Alors, oui, cette opération de désinformation russe est un symptôme. Un symptôme de notre époque, de notre faiblesse, de notre lâcheté collective. Mais c’est aussi une opportunité. Une opportunité de nous réveiller, de nous secouer, de refuser cette fatalité. Car si nous ne le faisons pas, si nous laissons la désinformation gagner, alors nous aurons perdu bien plus qu’une bataille. Nous aurons perdu la guerre pour notre humanité.
Et maintenant, une dernière pensée, pour conclure. Imaginez un instant que vous êtes un poisson dans un aquarium. Un aquarium immense, rempli de millions d’autres poissons, tous nageant dans la même direction, tous suivant les mêmes courants, tous avalant les mêmes proies. Un jour, un poisson plus malin que les autres – ou simplement plus cynique – décide de lâcher une goutte d’encre dans l’eau. Une seule goutte. Et soudain, tout devient trouble. Les poissons ne voient plus rien, ne comprennent plus rien. Ils se cognent contre les parois, se mordent entre eux, paniquent. Et pendant ce temps, le poisson malin, lui, continue de nager tranquillement, profitant du chaos pour pêcher en eau trouble.
Nous sommes ces poissons. Et la désinformation, c’est cette goutte d’encre. Alors, la question est : allons-nous continuer à nager dans le noir, ou allons-nous enfin essayer de voir clair ?

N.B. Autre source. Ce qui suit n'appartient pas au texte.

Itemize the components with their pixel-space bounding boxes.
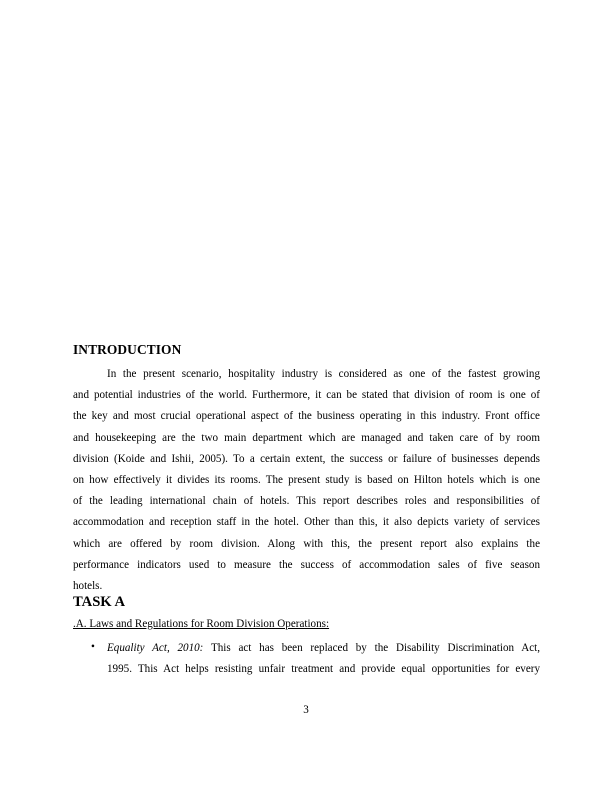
paragraph-line: In the present scenario, hospitality industry is considered as one of the fastest growing xyxy=(107,368,540,380)
page-number: 3 xyxy=(303,704,309,716)
paragraph-line: of the leading international chain of hotels. This report describes roles and responsibilities of xyxy=(73,495,540,508)
paragraph-line: division (Koide and Ishii, 2005). To a certain extent, the success or failure of businesses depends xyxy=(73,452,540,465)
paragraph-line: performance indicators used to measure the success of accommodation sales of five season xyxy=(73,558,540,571)
paragraph-line: which are offered by room division. Along with this, the present report also explains the xyxy=(73,537,540,550)
paragraph-line: hotels. xyxy=(73,579,103,592)
bullet-text: This act has been replaced by the Disability Discrimination Act, xyxy=(203,642,540,654)
task-a-heading: TASK A xyxy=(73,594,126,610)
paragraph-line: and housekeeping are the two main department which are managed and taken care of by room xyxy=(73,431,540,444)
bullet-line xyxy=(107,638,540,659)
paragraph-line: accommodation and reception staff in the hotel. Other than this, it also depicts variety of services xyxy=(73,516,540,529)
bullet-line: 1995. This Act helps resisting unfair treatment and provide equal opportunities for every xyxy=(107,663,540,676)
paragraph-line: and potential industries of the world. Furthermore, it can be stated that division of room is one of xyxy=(73,389,540,402)
introduction-paragraph xyxy=(73,364,540,597)
paragraph-line: the key and most crucial operational aspect of the business operating in this industry. Front office xyxy=(73,410,540,423)
bullet-term: Equality Act, 2010: xyxy=(107,642,204,654)
introduction-heading: INTRODUCTION xyxy=(73,342,182,357)
section-title: .A. Laws and Regulations for Room Division Operations: xyxy=(73,618,330,630)
paragraph-line: on how effectively it divides its rooms. The present study is based on Hilton hotels which is one xyxy=(73,473,540,486)
bullet-icon: • xyxy=(91,641,95,653)
bullet-item xyxy=(107,638,540,680)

Analogie finale : La désinformation est comme un miroir brisé. Chaque éclat reflète une partie de la vérité, mais aucun ne la montre tout entière. Et pourtant, nous passons notre temps à ramasser ces éclats, à les assembler comme un puzzle, sans jamais réaliser que l’image qu’ils forment n’est qu’une illusion, un leurre, une prison pour notre esprit. La vérité, elle, est comme l’eau : insaisissable, changeante, mais indispensable à la vie. Et c’est précisément pour cela que les maîtres de la désinformation cherchent à la corrompre, à la polluer, à la rendre imbuvable. Car un peuple assoiffé de vérité est un peuple dangereux. Un peuple qui pense, qui doute, qui questionne, est un peuple impossible à contrôler. Alors, ils nous donnent des miroirs brisés, des illusions, des mensonges. Et nous, comme des enfants crédules, nous les prenons pour la réalité. Mais la réalité, la vraie, celle qui résiste à toutes les manipulations, est bien plus simple, et bien plus terrible : elle est ce que nous en faisons. Alors, choisissons bien nos miroirs. Car au final, c’est nous qui décidons de ce que nous voulons voir.